You mention the inkjet printing option. I'll focus on that. In a nutshell, you'll be disappointed, although it might be an option if you lack the skill and instruments to do miniature printing by hand.
Inkjet printers can lay down microscopic droplets of ink at very high DPI, but you don't really have control at that level. They are designed to reproduce detail and color accurately down to the level you can readily see at a normal viewing distance. Below that scale, the ink droplets are used to create optical illusions to simulate what you think is there. The printer driver and printer electronics control all of that detail to create an approximation of what you ask it to print.
The tiny droplets are small enough to simulate smooth curves. If you're printing in color, a large mass of mixed-color droplets is used to approximate the actual color from primary colors. Color inaccuracies are compensated by making adjacent areas off-color. At the scale of the individual droplets, droplet positioning is pretty imprecise, and some randomness is thrown in to avoid creating neat geometric patterns that your eye could detect as artifacts.
To illustrate the limitations, I created a little text using a simple font at a size of 3 pt, and printed it on regular printer paper. Here is an enlargement (actual size is about 1 mm high:

At this scale, the ink wicking is significant relative to the size of the characters (although you could do better than this using photo paper). You can see the "wiskers" and bleeding into the small voids within the characters. You can see the aggregation of ink dots creating the character lines. At this size, it's difficult for the printer to accurately reproduce the character geometry. With normal 10 or 12 pt text, the characters would be large enough that these issues wouldn't be noticeable.
With good font selection and photo paper, you could create readable text at 3 pt., but you might want to use a magnifying glass to read it if you don't have perfect vision. It gets dicey as you go to smaller point sizes than that.
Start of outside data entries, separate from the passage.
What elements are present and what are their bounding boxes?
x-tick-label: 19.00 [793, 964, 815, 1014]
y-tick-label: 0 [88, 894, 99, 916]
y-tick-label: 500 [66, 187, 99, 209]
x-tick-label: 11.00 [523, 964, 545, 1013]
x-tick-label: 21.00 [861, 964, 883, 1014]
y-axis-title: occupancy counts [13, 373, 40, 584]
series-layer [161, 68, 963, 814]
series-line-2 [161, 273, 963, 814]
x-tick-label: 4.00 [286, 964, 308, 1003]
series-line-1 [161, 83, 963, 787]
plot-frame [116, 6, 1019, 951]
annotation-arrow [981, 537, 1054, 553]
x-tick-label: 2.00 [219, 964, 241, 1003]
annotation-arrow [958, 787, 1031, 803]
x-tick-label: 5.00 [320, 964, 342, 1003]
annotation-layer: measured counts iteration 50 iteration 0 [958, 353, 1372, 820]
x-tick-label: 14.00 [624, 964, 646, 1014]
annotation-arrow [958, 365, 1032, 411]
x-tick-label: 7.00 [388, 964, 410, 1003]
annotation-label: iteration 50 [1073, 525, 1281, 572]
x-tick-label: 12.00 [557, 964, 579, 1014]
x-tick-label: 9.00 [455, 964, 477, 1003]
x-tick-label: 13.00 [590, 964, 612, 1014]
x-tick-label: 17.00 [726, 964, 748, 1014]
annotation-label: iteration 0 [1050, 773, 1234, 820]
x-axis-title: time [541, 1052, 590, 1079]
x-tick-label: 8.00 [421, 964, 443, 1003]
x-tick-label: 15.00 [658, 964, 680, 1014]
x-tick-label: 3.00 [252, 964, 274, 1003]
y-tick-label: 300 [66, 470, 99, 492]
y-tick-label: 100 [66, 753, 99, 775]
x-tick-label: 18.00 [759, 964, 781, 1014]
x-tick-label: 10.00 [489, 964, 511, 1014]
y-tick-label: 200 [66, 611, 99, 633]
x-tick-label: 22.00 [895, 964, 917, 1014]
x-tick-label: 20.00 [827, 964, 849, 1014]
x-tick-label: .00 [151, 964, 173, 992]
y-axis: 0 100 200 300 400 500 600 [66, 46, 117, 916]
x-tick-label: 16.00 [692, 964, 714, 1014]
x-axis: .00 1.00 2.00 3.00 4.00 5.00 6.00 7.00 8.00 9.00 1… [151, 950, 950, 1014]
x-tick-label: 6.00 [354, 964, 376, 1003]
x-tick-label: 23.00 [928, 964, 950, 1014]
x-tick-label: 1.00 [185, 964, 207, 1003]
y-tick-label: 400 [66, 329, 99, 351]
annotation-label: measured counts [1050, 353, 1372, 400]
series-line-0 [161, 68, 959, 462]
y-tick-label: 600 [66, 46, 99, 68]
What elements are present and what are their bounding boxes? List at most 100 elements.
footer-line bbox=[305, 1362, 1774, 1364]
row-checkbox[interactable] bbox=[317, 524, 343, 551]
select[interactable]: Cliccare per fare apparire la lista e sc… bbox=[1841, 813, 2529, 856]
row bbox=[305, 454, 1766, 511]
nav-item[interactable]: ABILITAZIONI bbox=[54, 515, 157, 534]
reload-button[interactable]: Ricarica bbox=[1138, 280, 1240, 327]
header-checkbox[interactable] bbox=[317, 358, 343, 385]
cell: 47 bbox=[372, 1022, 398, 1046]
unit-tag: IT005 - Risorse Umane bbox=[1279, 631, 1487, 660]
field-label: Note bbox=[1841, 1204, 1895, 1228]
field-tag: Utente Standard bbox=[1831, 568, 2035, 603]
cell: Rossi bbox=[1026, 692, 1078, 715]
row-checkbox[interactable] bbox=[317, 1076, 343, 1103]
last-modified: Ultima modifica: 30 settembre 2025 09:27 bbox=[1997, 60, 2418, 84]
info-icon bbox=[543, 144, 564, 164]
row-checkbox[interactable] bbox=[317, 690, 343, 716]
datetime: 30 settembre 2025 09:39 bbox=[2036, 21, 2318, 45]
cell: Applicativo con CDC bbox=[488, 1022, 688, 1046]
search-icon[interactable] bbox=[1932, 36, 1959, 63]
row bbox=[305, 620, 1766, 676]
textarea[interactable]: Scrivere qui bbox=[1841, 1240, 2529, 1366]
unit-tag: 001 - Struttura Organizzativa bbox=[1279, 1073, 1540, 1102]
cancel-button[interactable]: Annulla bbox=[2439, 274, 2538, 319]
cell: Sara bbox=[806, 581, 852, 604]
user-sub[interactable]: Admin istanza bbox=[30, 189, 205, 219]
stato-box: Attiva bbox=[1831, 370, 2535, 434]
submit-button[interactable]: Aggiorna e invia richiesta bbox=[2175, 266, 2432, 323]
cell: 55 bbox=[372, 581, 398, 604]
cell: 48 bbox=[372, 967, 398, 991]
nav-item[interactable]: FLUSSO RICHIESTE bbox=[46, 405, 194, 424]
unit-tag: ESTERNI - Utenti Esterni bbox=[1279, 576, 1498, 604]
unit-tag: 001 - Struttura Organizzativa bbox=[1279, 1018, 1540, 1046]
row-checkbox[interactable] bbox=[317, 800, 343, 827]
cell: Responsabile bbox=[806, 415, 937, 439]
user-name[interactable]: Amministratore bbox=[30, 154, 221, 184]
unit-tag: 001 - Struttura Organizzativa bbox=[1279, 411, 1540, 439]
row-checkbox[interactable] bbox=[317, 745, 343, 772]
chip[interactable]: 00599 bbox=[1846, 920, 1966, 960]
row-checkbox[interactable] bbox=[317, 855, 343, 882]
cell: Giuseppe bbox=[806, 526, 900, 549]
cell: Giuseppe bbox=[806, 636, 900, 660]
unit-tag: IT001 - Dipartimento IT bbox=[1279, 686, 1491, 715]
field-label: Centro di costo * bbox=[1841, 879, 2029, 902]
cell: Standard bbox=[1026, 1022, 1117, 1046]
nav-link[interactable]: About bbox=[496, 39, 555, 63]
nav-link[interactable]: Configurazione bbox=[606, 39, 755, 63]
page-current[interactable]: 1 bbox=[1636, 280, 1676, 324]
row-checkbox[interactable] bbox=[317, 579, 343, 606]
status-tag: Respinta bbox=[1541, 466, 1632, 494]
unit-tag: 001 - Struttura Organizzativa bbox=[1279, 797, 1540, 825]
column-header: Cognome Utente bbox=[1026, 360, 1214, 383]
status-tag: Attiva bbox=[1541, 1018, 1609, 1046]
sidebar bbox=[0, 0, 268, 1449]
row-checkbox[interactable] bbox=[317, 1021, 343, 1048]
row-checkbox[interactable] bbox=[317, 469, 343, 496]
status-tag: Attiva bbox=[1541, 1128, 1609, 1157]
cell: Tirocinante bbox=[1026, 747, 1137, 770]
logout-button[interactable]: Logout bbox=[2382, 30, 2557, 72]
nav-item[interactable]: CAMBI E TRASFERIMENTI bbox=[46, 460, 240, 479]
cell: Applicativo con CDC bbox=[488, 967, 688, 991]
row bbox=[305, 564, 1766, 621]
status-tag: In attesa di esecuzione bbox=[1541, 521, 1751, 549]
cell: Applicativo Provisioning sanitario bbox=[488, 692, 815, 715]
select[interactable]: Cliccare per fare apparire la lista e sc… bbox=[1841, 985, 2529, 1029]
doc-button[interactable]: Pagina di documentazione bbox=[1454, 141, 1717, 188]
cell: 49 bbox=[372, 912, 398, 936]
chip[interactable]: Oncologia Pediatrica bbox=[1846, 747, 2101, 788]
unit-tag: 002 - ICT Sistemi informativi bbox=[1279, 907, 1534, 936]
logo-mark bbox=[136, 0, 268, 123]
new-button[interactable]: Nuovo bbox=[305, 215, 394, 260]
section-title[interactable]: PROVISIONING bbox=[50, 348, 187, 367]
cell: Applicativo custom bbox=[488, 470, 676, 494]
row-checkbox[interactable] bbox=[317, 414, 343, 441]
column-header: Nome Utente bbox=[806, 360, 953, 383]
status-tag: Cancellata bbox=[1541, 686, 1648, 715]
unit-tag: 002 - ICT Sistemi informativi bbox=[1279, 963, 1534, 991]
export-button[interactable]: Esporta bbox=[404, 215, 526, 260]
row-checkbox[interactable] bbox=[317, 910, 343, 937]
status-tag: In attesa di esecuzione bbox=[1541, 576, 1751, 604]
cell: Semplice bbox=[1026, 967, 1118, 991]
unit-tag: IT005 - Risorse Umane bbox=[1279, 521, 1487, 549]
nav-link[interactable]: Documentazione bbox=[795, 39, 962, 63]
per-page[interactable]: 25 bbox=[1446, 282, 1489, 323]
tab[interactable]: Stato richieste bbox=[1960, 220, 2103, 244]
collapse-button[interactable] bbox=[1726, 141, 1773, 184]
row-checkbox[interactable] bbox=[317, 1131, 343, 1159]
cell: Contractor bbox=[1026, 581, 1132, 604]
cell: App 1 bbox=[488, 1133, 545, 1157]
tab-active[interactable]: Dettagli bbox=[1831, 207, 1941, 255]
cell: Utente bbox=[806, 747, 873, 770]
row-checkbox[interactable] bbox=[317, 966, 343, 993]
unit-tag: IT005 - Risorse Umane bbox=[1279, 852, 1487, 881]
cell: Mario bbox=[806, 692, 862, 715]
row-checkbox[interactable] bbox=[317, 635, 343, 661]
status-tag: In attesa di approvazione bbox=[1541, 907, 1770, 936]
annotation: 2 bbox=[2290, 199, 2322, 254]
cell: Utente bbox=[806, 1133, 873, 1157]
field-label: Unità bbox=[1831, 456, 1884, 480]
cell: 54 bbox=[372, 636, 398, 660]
One benefit of inkjet over manual lettering is that it would be much faster. Miniature writing by hand is something done slowly and carefully under a magnifier. Also, you wouldn't risk spending a lot of time creating the miniature text and then accidentally ruin it with a stray mark. With its limitations on readability, it still might be perfectly adequate if the objective is just to create the appearance of text and readability isn't critical.